Generating the huge data takes about 1 minutes on my Core 2 Quad Linux 64-bit computer. If I do not reduce the program responsiveness, it may take about 3x longer. Searching the text "hi" takes about 20 seconds.

Seriously, can you please take the source code and improve it by adding the index feature? I really want to learn how to do it.

I do not have any formal programming education. Twenty years ago I ever wrote my own database library, it used a lot of additional files for indexing. No matter how hard I optimized it, it's still run very slow.

I know no need to reinvent the wheel, but for education purpose I think it is fun reinventing the things already invented.

Image source: https://www.flickr.com/photos/dianneyee/8129911408
« Last Edit: January 05, 2019, 04:05:14 pm by Handoko »

JLWest

  • Sr. Member
  • ****
  • Posts: 340
Re: 7,970,312 As it turns out.
« Reply #17 on: January 05, 2019, 04:44:45 pm »
I will confess I didn't test it. I don't think I have a dog of a machine. So I'll test.

Why a Memo1 and not a listbox?
JLWEST 
 FPC 3.0.4, Lazarus IDE v1.8.2 Windows 10 Pro
 Intel i7 770K CPU 4.2GHz 32702MB Ram
GeForce GTX 1080 Graphics - 8 Gig 1.5 Terabyte SSD
3 Terabyte conventional disk space.

Handoko

  • Hero Member
  • *****
  • Posts: 2766
  • My goal: build my own game engine using Lazarus
Re: 7,970,312 As it turns out.
« Reply #18 on: January 05, 2019, 05:53:57 pm »
Why a Memo1 and not a listbox?

Nothing special. It's just my habit to use TMemo for showing test result. I've tried to modify the code to use TListBox instead, it worked without any issue too.

You said you failed to load 7 millions+ items into a list of string, aren't you?
I think I found the culprit of your issue.

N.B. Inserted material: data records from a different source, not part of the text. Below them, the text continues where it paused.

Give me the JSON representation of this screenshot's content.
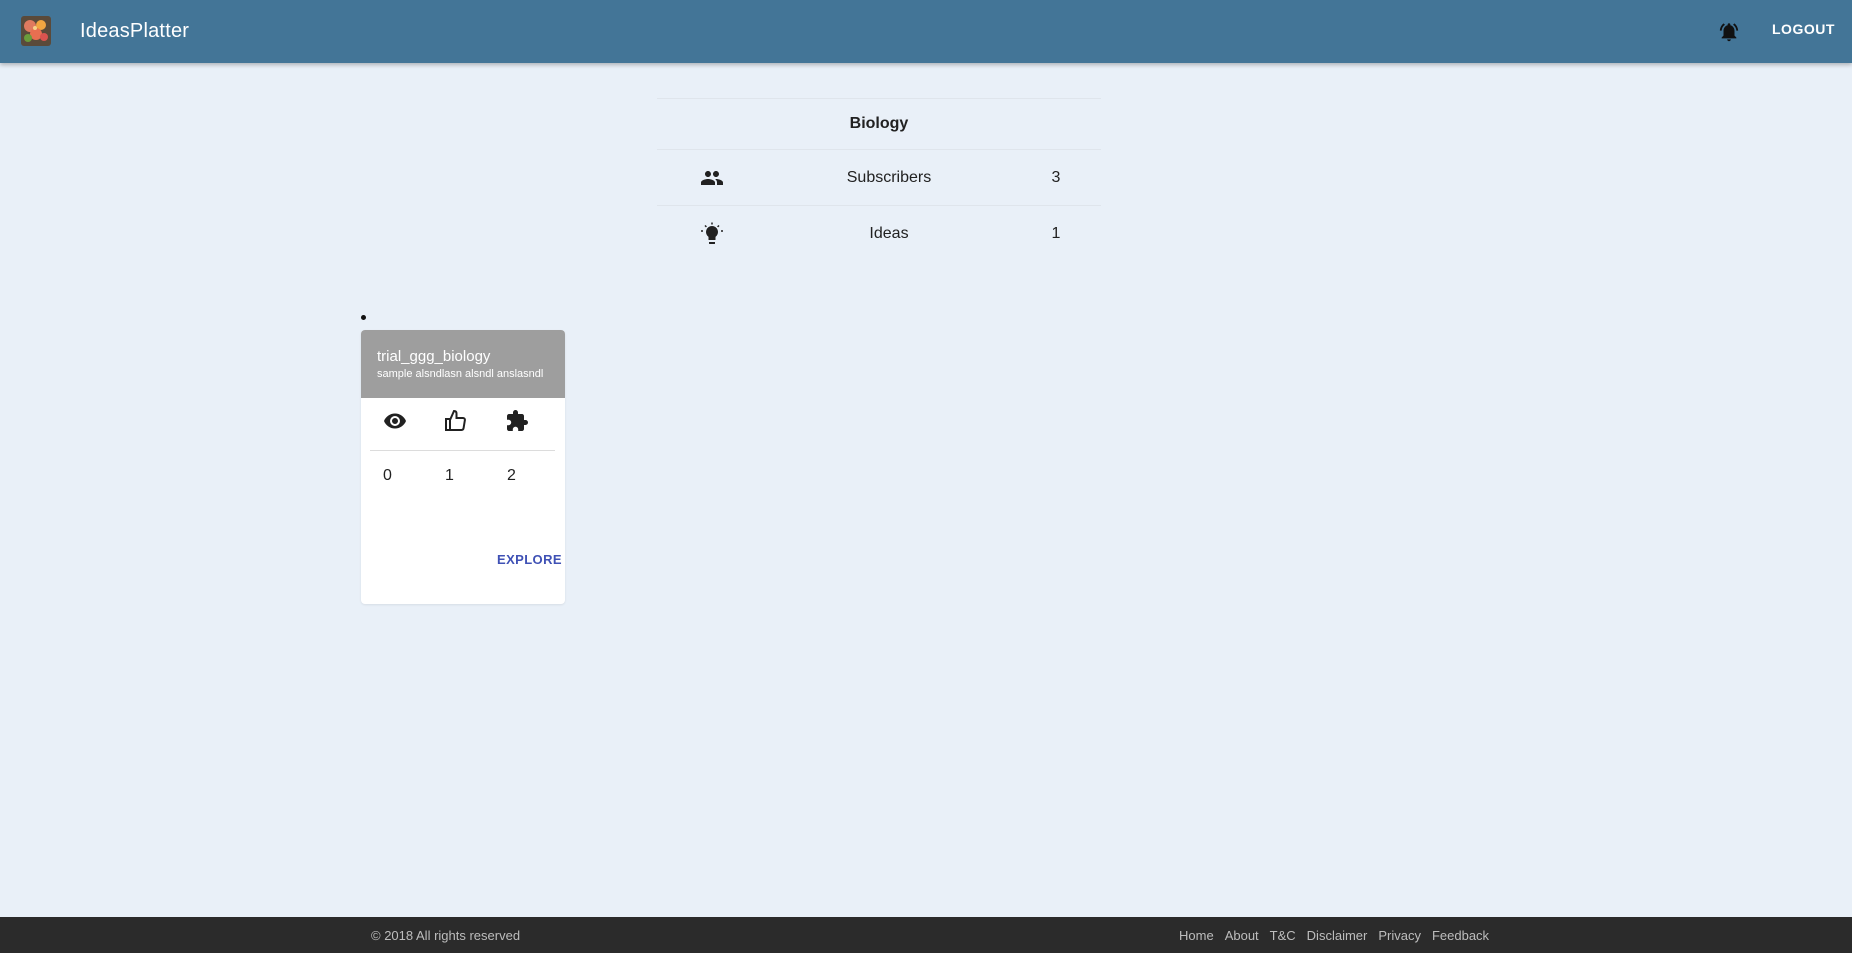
{
  "header": {
    "title": "IdeasPlatter",
    "logout_label": "LOGOUT",
    "logo_icon": "app-logo-icon",
    "notification_icon": "bell-icon",
    "bar_color": "#437597"
  },
  "topic": {
    "name": "Biology",
    "stats": [
      {
        "icon": "people-icon",
        "label": "Subscribers",
        "value": "3"
      },
      {
        "icon": "lightbulb-icon",
        "label": "Ideas",
        "value": "1"
      }
    ]
  },
  "ideas": [
    {
      "title": "trial_ggg_biology",
      "subtitle": "sample alsndlasn alsndl anslasndl",
      "views": "0",
      "likes": "1",
      "contributions": "2",
      "icons": [
        "eye-icon",
        "thumb-up-icon",
        "puzzle-icon"
      ],
      "explore_label": "EXPLORE"
    }
  ],
  "footer": {
    "copyright": "© 2018 All rights reserved",
    "links": [
      "Home",
      "About",
      "T&C",
      "Disclaimer",
      "Privacy",
      "Feedback"
    ]
  }
}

Below is the code I used for a test:

Code: Pascal  [Select]
  1. procedure TForm1.Button1Click(Sender: TObject);
  2. var
  3.   S: string;
  4.   i: Integer;
  5. begin
  6.   for i := 1 to 5000000 do
  7.   begin
  8.     S := i.ToString;
  9.     Memo1.Append(S);
  10.     ListBox1.AddItem(S, nil);
  11.     if (i mod 100) <> 0 then Continue;
  12.     Application.ProcessMessages;
  13.   end;
  14.   ShowMessage('Done');
  15. end;

Only on 5 millions items, the Memo1 and ListBox1 already ate about 2 GB of my computer memory and it took more than 5 minutes.

Why it's so stressful compare to the previous 10 millions items massive harddisk operation?

My previous code loads only necessary data into memory. Although it was massive disk operation, the OS and harddisk caching system optimize the processes. It took only 20 seconds to read all the 10 millions records and load some necessary items into memory.

The 5 millions TMemo and TListBox string appending is extremely stressing the hardware.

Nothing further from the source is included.